By John Kelly
Monday, November 6, 2006
You probably think that archaeology is all about artifacts, all about obsidian spear points, crystal skulls and gold idols.
If you think that, you are wrong. Archaeology is all about dirt.
I know this because I spent a day last week as an archaeologist, a day that I only now have gotten out from under my fingernails and probably will never wash out entirely from the knees of my jeans.
To an archaeologist, dirt is the cosmic timekeeper. It's the hands on the clock, the squares on a calendar. It's the medium that tells you this piece of pottery is older than that one.
Dirt is so important that archaeologists don't do anything so vulgar as actually dig it. They sort of gently coax it aside: "Please, Mr. Dirt Clod, would you kindly move?"
I know this because Heather Bouslog , assistant archaeologist for the Maryland-National Capital Park and Planning Commission, invited me to help excavate a Civil War-era site not far from the Chesapeake & Ohio Canal.
We live in an archaeologically rich area. Prehistoric peoples roamed the landscape. Settlers came, wars were fought, towns grew and fell and grew again. And at every turn, humans left traces of their lives in the all-embracing dirt.
On Wednesday, Heather, her boss Jim Sorensen , 10 other archaeology buffs and I hiked to a location in the woods near Montgomery County's Muddy Branch. We pulled back the black plastic sheeting that protected the areas under excavation. String attached to spikes enclosed 5-by-5-foot squares.
The site has been fairly productive. Close to 30 Union regiments camped there over the course of the war. They looked for Confederate soldiers. One hundred forty years later, we were looking for what was left of them.
Artifacts found in the same layer of dirt come from the same time, so it's important to know exactly what kind of dirt you're working with.
"One of the things you develop is an aesthetic sense of dirt," said Mike Robinson , 60, a volunteer who worked beside me.
If you can roll dirt into a sticky ball, it has clay in it. If it makes a raspy sound as you squeeze it between the fingers, it has sand. If it's soft like talcum power, it has silt. Then we compared our dirt to a set of color swatches. It was "strong brown" on the Munsell scale.
I was told to remove the dirt in a neat and orderly process, all in one level, as if by microtome. My trowel was comically small, like something a child would use. The preferred method is to hold the blade parallel to the ground, slicing off thin layers.
When I had assembled a mound of earth, I would push it into a dustpan, then dump it into a bucket that Mike's wife, Peggy, would retrieve.
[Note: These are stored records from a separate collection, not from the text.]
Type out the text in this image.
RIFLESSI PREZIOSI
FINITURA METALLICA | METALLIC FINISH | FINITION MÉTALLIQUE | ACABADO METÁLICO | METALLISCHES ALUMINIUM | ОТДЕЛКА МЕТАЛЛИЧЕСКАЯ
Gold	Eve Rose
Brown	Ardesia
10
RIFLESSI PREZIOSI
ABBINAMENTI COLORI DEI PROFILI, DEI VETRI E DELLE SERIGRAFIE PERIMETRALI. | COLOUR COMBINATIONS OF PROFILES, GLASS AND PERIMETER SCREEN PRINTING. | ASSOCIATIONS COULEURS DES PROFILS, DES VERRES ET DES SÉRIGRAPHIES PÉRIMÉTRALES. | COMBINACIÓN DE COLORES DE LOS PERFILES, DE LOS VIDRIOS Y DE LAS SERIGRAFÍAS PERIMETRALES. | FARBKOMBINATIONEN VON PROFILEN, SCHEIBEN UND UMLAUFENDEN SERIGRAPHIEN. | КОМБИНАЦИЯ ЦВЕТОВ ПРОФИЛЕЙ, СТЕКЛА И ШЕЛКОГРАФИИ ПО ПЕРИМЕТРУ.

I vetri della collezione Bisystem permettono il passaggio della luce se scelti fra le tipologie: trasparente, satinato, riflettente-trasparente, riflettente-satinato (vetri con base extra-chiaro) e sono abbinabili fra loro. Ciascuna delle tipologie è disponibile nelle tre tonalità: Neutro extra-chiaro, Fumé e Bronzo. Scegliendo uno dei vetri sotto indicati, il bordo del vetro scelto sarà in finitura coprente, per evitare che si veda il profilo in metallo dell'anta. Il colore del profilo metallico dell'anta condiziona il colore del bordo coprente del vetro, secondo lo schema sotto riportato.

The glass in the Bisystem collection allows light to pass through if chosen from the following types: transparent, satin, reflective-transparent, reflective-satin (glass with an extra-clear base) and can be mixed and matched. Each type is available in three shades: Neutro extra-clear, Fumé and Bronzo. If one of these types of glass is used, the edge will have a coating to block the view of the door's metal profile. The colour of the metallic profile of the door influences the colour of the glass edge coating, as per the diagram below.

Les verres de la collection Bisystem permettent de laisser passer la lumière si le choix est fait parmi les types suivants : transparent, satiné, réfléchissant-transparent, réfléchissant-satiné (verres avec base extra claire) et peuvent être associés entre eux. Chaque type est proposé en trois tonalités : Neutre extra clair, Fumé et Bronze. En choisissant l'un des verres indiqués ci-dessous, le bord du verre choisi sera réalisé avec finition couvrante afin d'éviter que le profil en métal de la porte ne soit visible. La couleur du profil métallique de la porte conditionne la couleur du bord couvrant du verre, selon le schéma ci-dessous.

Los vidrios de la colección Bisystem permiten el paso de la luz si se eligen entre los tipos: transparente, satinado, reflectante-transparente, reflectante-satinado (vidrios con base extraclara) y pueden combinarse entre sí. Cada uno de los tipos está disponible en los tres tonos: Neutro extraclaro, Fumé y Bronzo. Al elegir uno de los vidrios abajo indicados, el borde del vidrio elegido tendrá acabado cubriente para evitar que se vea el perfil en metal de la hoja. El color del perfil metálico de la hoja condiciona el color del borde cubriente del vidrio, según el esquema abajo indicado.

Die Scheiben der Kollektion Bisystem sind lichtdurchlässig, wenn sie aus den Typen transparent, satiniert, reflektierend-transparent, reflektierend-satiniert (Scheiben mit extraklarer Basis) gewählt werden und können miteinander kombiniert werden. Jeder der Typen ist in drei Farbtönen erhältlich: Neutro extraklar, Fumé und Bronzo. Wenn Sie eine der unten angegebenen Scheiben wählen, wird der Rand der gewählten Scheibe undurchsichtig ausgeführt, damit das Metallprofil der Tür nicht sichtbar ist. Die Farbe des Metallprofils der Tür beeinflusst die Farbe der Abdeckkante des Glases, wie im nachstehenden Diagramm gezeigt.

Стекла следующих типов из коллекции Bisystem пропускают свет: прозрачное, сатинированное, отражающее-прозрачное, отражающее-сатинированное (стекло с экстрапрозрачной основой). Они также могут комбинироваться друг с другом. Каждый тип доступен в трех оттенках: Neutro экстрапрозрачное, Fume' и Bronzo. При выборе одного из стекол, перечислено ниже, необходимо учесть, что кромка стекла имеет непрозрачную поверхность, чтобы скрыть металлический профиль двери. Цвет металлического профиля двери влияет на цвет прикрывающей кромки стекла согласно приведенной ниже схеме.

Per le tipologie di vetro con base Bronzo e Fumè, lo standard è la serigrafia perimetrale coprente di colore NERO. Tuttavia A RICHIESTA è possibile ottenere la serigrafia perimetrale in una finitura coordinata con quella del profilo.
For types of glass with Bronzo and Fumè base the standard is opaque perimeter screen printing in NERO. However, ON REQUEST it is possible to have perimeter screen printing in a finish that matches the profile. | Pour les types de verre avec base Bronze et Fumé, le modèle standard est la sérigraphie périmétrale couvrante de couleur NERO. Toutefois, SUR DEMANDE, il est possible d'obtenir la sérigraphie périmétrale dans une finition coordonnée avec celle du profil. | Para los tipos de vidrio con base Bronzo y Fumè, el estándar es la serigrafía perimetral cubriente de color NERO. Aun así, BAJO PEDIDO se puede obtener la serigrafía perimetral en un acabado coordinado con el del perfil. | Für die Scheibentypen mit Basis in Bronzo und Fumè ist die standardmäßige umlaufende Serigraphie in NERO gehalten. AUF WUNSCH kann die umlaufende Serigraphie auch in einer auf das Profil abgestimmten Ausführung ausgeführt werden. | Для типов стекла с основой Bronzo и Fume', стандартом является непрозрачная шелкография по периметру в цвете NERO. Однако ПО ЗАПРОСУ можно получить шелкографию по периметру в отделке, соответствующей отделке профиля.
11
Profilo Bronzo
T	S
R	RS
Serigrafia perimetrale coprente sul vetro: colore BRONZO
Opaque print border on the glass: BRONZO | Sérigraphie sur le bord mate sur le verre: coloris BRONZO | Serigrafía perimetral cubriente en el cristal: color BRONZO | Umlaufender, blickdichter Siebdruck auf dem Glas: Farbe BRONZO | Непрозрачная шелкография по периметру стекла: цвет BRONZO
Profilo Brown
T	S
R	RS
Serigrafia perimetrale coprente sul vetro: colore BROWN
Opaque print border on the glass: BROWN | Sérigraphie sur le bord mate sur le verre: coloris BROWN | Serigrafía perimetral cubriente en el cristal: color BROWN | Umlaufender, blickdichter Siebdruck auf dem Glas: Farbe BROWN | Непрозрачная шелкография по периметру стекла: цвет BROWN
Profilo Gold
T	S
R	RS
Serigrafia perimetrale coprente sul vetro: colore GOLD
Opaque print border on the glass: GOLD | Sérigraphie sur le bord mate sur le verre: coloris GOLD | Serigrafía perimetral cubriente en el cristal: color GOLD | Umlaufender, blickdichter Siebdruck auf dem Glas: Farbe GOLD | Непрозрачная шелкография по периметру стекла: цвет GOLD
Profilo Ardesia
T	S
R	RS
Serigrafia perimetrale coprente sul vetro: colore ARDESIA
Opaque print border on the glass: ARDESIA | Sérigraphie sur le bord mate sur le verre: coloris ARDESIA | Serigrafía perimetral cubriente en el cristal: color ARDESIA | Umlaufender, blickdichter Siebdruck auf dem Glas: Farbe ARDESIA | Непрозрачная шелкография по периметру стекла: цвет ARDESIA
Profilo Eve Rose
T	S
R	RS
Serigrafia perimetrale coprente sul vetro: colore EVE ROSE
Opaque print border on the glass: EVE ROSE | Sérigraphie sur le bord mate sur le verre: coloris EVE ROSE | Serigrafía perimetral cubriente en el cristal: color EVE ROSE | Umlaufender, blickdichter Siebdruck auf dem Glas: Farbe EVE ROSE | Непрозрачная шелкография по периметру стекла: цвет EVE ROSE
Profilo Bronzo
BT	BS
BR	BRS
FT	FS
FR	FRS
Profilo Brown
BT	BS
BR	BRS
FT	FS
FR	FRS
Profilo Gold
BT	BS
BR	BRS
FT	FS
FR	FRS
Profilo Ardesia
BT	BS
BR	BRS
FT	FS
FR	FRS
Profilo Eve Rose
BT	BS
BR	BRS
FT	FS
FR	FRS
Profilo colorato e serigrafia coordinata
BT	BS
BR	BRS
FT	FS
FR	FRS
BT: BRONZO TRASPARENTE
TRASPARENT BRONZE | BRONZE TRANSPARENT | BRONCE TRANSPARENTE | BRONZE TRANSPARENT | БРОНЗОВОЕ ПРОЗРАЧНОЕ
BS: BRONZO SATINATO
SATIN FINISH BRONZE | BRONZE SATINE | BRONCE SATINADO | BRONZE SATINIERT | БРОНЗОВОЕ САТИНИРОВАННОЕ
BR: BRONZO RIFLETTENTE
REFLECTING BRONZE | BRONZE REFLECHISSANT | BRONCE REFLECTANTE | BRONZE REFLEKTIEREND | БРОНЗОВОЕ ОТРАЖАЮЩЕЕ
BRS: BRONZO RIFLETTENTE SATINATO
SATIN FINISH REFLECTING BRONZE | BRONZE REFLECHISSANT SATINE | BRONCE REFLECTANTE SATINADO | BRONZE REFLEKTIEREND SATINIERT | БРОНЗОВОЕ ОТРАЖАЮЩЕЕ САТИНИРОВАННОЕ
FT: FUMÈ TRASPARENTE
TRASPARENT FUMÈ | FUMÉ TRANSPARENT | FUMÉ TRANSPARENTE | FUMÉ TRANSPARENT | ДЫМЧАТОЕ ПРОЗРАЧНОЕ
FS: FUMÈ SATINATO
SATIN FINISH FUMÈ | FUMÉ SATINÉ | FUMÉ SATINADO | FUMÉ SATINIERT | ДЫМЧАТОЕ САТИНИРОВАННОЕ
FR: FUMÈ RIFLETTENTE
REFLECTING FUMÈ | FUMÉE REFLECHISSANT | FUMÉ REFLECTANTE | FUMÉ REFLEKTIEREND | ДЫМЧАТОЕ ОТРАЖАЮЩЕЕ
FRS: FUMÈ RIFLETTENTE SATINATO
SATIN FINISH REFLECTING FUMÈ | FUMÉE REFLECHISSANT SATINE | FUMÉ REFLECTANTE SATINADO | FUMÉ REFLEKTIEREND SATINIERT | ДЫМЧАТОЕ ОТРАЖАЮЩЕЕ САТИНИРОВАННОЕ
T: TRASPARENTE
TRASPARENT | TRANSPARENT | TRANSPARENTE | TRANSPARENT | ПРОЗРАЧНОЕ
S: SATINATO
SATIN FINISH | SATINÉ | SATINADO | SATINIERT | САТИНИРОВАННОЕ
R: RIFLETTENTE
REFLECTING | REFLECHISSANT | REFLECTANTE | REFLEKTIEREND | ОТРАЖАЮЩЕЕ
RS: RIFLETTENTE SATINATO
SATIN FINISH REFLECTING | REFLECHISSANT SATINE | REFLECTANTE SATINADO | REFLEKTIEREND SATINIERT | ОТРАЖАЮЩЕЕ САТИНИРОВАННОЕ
She'd tip the contents onto a screen, shake it back and forth and see what was left.
It's so slow , I whined to Mike. Our holes were barely six inches deep, and that's after a year of digging. Don't you ever get the urge to just grab a shovel or a jackhammer and go to town?
"You have to resist those urges," said Mike, dryly.
At times I looked wistfully over at Pete Poggi and Jerry Kimmich , who gently swept metal detectors over the leaf-strewn ground. When they picked up a signal in their headphones, they'd drop to a knee and start digging, noting the location and depth of any artifact they unearthed.
That this sort of instant gratification was even allowed was because of a concern Jim and Heather had: relic hunters. It's against the law to remove artifacts from public land, but the archaeologists had detected signs of scavengers. It's why they were eager to document what they could, quickly, and why I can't tell you our exact location.
"People'll cut your throat for a relic," Jerry, 54, told me.
Said Jim, 62: "Archaeology is all about the science of measuring things in. If you take something out of the site, it's like taking something out of a crime scene."
Back at my hole, I shaved away at the soil. Roots would get in the way, and every few minutes I stopped to clip them. As I moved a thin layer of dirt, I saw a ruddy streak. Another root, said Don Housley , a retired Wheaton High School teacher who worked beside me. But there was a metal-on-metal sound as my trowel blade clinked against it.
I scraped some more until I revealed what looked like a tool, about four inches long and a half-inch wide. A knife handle, maybe.
Mike and Don stopped their digging. Jim came over. I lifted the knife handle from the earth and wondered who had last touched it.